Hier haben wir also die blauen Punkte (aufgetragen als log2, dem Logarithmus zur Basis 2) und die berechnete Gerade, die so durch die Punkte geht, das die Summe der Abweichungen minimal ist. Es gibt nun einige statistische Parameter, die einem sagen, wie gut die Anpassung ist und wie wahrscheinlich ihr Verlauf ist. In unserem Fall ist die Anpassung sehr gut, wir können uns darauf verlassen, dass mit gewissen kleinen Abweichungen stimmt, was wir da berechnet haben.
Im Wesentlichen machen die Epidemiologen nichts anderes.
Was heisst das nun für die Möglichkeit und Wahrscheinlichkeit, vorauszusagen, wie es nächste Woche aussieht? Das zeigt die folgende Grafik:
Ich habe hier viel verschiede Berechnungen durchgeführt.
- Nur Werte vom 1. bis 5. März (blaue Linie)
- Werte 1. bis 10. März
- Werte 1. bis 15. März
- Werte 1. bis 17. März
Man sieht daraus, dass man schon am 5. März sehen konnte, was Mitte des Monats (17./18. März) zu befürchten sein würde. Diese Aussage gilt natürlich unter der Voraussetzung, dass keine weiteren Einflüsse zur Wirkung kommen, wie sie jetzt (meiner Ansicht nach viel zu spät) eingeleitet werden. Heute, am Mittwoch, 18.03.202, ist kein Effekt zu erkennen.

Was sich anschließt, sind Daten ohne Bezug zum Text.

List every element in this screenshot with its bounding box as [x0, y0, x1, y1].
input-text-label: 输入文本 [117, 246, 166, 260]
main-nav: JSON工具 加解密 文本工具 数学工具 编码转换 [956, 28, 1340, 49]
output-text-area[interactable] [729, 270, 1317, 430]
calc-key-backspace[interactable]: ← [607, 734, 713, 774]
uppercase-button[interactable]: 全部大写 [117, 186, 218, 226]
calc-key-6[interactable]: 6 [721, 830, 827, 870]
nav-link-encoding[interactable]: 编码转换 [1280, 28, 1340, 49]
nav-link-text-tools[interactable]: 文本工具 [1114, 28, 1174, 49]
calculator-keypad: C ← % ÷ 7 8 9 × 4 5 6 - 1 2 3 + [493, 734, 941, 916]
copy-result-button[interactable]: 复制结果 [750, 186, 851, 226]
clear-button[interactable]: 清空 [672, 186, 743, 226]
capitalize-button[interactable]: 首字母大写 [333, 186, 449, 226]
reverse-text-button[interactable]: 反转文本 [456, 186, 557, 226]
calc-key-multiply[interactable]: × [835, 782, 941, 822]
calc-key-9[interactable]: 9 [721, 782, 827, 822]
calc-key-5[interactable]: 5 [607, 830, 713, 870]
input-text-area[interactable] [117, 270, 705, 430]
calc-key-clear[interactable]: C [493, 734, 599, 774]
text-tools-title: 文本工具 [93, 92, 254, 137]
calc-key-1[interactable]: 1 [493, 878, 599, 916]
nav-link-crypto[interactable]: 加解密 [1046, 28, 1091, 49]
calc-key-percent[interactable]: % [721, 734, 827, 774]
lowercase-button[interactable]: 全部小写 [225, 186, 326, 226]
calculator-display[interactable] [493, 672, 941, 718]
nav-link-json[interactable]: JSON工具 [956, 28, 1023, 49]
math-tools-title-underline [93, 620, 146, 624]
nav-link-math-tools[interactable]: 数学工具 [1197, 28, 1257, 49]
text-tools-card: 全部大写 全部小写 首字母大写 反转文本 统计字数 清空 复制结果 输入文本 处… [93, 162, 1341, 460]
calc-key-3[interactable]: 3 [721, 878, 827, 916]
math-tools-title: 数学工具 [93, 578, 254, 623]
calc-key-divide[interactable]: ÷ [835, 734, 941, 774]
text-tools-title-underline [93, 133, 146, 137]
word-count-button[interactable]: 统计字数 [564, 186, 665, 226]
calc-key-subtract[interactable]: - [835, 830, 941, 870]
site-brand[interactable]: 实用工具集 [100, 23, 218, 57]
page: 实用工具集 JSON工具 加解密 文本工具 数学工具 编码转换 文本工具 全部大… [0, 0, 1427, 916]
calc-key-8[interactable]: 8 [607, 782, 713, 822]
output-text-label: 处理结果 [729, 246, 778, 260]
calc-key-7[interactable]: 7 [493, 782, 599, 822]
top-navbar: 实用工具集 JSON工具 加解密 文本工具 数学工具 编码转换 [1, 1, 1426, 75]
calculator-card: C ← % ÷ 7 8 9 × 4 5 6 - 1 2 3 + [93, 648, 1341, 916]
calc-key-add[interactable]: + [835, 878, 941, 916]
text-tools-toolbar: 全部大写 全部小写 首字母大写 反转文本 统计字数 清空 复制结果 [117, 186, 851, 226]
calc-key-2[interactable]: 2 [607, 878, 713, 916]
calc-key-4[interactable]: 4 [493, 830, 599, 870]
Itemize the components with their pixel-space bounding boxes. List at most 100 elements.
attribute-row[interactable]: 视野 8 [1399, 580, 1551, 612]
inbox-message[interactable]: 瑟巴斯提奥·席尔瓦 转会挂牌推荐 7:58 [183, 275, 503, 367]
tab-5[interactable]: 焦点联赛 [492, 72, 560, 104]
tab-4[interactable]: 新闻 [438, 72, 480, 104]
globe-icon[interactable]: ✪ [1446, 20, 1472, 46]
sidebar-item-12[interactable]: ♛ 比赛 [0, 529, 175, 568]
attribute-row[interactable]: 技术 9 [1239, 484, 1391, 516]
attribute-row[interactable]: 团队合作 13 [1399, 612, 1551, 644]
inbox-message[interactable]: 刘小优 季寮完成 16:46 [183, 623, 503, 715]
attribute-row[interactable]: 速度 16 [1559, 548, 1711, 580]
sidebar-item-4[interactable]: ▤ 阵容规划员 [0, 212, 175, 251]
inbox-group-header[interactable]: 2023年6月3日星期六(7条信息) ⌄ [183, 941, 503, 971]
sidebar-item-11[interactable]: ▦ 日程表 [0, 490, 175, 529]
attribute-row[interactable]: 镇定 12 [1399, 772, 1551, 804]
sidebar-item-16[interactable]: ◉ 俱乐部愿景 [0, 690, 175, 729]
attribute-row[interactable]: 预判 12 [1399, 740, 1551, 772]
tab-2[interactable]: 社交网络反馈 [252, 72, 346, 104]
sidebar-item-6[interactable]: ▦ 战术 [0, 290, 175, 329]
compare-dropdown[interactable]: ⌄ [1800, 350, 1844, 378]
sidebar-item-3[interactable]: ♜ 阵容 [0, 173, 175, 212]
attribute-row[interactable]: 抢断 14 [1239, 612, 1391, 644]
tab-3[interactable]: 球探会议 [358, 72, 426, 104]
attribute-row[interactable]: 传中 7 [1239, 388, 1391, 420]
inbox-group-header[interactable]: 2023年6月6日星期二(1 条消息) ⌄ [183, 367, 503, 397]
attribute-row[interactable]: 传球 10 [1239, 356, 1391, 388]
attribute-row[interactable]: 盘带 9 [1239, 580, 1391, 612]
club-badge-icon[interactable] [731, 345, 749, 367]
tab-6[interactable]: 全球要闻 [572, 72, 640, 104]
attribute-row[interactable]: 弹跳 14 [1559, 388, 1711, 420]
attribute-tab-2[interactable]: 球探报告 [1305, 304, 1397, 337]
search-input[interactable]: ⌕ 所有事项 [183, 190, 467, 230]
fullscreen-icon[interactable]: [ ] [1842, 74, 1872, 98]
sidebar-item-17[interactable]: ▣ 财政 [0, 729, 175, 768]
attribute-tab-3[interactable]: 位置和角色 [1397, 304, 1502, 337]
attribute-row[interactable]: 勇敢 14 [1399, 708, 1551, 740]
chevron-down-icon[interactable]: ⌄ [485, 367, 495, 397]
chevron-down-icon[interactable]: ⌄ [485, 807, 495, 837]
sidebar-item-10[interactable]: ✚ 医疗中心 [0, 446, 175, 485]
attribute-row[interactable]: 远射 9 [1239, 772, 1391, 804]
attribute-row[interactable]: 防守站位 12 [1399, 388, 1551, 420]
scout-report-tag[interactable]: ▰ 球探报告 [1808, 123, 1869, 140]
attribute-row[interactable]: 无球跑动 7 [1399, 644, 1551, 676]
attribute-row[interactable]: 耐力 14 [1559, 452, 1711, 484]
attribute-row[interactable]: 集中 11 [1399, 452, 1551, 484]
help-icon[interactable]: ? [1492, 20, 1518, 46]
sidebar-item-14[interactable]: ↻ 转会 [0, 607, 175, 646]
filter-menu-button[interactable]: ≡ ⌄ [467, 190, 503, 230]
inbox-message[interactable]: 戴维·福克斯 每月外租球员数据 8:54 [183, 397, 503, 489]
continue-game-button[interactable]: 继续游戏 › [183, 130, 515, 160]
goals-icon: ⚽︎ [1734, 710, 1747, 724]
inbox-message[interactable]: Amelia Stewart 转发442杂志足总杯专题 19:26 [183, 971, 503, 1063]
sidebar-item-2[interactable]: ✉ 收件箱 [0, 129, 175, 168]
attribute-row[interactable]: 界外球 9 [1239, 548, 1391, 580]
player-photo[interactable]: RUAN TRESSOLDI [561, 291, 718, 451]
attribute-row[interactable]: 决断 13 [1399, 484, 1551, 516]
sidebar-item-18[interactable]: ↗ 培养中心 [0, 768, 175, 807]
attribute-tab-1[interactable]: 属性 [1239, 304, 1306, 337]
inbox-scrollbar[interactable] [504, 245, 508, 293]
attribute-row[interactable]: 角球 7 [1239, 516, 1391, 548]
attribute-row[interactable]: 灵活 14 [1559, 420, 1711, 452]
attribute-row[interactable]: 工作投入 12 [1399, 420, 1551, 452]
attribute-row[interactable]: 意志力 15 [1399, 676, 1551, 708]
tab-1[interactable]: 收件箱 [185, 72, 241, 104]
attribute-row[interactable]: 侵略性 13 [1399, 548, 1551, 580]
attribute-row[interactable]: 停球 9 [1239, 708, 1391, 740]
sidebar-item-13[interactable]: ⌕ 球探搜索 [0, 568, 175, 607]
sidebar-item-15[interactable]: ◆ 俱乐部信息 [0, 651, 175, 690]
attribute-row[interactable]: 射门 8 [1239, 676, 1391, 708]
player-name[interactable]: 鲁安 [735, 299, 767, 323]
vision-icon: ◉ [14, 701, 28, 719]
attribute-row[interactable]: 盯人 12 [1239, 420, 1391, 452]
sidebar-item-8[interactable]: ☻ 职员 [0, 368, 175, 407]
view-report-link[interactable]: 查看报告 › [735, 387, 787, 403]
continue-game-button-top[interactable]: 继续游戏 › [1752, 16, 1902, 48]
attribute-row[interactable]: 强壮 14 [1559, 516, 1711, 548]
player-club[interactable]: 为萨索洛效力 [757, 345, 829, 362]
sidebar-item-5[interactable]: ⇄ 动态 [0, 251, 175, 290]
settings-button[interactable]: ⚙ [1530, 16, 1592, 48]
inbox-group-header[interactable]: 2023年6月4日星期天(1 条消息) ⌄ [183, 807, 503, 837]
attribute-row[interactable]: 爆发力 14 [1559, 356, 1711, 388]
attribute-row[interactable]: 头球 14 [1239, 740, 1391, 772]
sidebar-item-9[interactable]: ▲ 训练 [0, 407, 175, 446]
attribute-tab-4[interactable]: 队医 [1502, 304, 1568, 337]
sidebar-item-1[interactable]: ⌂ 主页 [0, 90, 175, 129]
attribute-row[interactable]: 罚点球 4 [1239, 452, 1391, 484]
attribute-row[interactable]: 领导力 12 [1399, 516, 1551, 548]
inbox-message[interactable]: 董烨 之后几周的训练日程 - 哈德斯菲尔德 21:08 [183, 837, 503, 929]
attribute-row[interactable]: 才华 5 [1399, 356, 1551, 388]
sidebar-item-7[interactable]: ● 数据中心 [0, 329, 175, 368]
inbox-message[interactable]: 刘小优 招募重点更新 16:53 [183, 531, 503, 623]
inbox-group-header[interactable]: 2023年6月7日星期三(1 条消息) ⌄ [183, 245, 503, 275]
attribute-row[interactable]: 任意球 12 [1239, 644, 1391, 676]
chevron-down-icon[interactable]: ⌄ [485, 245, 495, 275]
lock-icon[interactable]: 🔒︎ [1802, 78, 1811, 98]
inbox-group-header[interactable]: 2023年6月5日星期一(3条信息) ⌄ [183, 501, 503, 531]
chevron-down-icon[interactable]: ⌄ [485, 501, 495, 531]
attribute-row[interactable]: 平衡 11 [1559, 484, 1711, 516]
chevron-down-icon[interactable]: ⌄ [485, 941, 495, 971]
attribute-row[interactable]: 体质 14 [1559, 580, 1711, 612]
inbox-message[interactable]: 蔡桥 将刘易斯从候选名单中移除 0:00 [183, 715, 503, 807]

Schlimmstenfalls sähe es dann so aus:
Und wie schaut’s sonst aus?
Hier die Fallzahlen der WHO, entnommen bei Wikipedia.
Und hier der Vergleich zwischen Deutschland, Europa und dem Rest der Welt in logarithmischer Darstellung.
Panik? Sicher nicht, Besorgnis ja, sogar sehr, denn alle Massnahmen, die nötig waren und sind, waren seit langem bekannt. Sie zu verkünden und durchzusetzen ist was anderes. Ich möchte derzeit kein Politiker sein. Aber über manche Gesundbeter schüttle ich den Kopf.
Links:
Diese Liste wird noch gefüllt
- Was ist ein Exponentieller _Prozess?
- Corona.Monitor der Berliner Morgenpost
, sehr aktuell
Ergänzung 2020-03-22
Seit ein paar Tage sieht es so aus, als gingen die Fallzahlen leicht zurück. Sicher ist das erst in ein paar Tagen, aber so sieht es derzeit aus (Fallzahlen wie immer von der Berliner Morgenpost)
Hier sieht mann, dass die prognostizierte Kurve seit dem 19./20.3. deutlich steiler ansteigt, als die gemeldeten Werte.
Noch genauer sieht man es hier: Während bis zum 18.3. die Werte sich sehr eng an die Regressionskurve hielten, kommt es jetzt zu starken Abweichungen. Woran das liegt, kann ich nicht sagen, aber hoffen darf man ja, dass es tatsächlich zu einer Abflachung kommt. Das RKI wird uns das dann sicher in zwei, drei Tagen erklären.